Lynch scowled, pondered, and said, ‘Did the driver have both hands on the steering wheel?’

Joe paused and said slowly, ‘Yes.’

‘Did you notice anything about them?’

‘I don’t follow you.’

Challis could see that Lynch was struggling not to lead Joe. She lost the struggle and said simply, ‘Was he wearing gloves, a watch, a ring?’

Joe, in a fog, said slowly, ‘No.’

Challis sighed, disappointed.

‘And the other man?’ Lynch went on. ‘Where was he sitting?’

‘The passenger seat.’

‘Describe him for me, please.’

‘His face was obscured by his arm. I think he was putting on or taking off his cap, a black beanie. But he bothered me,’ the taxi driver said. ‘They both bothered me.’

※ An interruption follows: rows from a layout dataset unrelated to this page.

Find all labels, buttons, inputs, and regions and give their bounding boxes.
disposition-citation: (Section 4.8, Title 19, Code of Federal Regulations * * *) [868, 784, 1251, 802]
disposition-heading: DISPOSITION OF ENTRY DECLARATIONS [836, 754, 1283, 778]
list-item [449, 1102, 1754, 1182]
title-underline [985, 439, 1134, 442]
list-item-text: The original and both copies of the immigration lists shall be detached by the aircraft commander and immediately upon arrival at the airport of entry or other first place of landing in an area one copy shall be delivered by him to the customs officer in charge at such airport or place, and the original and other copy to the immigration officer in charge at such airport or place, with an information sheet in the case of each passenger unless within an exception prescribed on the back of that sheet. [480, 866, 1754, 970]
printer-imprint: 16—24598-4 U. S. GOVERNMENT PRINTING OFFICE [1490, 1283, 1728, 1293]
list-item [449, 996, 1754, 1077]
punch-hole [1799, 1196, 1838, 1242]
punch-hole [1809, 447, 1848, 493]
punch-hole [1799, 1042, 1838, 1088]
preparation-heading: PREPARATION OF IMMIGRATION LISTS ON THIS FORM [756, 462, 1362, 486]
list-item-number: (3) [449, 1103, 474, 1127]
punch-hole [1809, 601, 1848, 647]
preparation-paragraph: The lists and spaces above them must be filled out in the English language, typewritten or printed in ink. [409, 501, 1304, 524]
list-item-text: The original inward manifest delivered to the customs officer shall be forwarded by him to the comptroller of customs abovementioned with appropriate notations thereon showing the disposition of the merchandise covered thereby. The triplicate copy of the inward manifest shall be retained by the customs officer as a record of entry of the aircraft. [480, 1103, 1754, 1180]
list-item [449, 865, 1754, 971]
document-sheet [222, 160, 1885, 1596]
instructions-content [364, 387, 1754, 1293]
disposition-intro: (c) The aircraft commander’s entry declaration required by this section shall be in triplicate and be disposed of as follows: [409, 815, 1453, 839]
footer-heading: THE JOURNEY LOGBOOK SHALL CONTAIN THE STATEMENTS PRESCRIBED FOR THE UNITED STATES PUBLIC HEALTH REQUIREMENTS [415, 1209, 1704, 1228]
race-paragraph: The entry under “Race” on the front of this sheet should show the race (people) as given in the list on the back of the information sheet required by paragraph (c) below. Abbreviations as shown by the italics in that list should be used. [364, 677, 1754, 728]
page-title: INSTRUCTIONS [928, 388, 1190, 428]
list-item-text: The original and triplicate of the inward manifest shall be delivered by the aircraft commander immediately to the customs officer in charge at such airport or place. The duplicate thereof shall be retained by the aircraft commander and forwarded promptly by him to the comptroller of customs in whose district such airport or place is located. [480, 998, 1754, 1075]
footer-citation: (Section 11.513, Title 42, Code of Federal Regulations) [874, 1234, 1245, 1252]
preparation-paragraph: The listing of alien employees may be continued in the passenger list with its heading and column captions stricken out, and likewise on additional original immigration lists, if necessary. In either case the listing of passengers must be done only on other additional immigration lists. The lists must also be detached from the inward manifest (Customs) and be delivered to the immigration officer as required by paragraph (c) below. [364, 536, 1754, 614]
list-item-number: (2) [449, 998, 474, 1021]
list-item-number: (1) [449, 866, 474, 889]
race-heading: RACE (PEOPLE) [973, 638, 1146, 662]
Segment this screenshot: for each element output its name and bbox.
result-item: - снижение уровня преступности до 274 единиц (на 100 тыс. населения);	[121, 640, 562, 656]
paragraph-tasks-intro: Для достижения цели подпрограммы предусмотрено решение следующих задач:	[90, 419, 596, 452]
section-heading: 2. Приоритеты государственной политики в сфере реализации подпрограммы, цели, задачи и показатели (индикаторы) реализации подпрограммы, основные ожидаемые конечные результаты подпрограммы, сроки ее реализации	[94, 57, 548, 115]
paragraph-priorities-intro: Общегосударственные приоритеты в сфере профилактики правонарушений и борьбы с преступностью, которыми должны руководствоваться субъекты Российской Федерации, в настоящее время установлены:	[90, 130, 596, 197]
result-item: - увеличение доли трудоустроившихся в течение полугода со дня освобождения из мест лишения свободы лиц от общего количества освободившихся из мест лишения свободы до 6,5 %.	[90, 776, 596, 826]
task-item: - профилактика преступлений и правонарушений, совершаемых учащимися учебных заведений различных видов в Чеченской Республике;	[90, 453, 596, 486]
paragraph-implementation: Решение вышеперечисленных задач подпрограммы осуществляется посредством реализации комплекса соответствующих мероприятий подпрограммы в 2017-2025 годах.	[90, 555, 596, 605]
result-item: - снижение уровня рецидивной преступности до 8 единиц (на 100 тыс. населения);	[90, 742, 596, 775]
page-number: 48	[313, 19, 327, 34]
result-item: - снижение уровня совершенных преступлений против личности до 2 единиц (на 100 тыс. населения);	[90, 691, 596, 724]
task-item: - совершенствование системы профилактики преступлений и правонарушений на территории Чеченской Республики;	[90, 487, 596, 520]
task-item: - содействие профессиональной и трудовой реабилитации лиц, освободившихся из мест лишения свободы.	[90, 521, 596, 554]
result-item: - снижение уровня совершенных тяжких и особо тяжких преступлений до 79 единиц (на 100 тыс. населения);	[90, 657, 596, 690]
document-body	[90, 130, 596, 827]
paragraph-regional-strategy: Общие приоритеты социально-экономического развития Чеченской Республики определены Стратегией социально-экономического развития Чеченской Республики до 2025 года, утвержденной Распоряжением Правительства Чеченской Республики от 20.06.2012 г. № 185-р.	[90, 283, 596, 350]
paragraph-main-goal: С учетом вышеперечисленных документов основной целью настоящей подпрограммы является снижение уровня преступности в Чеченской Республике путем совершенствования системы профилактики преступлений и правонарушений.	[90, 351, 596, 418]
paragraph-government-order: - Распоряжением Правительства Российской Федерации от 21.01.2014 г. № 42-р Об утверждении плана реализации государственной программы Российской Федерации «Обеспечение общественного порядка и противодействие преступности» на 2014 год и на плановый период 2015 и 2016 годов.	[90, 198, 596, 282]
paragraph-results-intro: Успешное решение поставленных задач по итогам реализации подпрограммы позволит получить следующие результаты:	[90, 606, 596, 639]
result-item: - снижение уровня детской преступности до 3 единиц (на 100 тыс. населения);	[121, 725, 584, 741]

‘And the car, Mr Ovens. Can you be more specific about the car?’

This was the crucial question, and Challis leaned forward intently. He hadn’t wanted to disturb the rhythm of the session, or offer Lynch leading material, but he did need to know if Ovens’s description reinforced Georgia McQuarrie’s.

Joe Ovens grunted, as if finding himself on familiar ground, and recited, ‘Holden Commodore, early to mid 1980s, mag wheels, a dirty white colour, tinted windows-an amateurish job because you could see the bubbles under the film-and rust on the sill of the rear door but not the driver’s door. That was a kind of pale yellow, like they’d got it from a wrecker’s yard.’

Challis exchanged a smile and nod with Ellen and Scobie, their differences temporarily forgotten.

‘You saw the car clearly, Mr Ovens?’

In his dull voice, Joseph Ovens said, ‘I know all about cars. Plus I saw the driver’s side of the car, then the front number plate, as I passed it.’

Ten minutes later, it was clear that Lynch would get nothing more out of Ovens. Challis gathered the tape, which would be transcribed immediately, and the notepaper on which Ovens had jotted those letters and numbers he could remember seeing on the Commodore: OT?, he’d written,?59.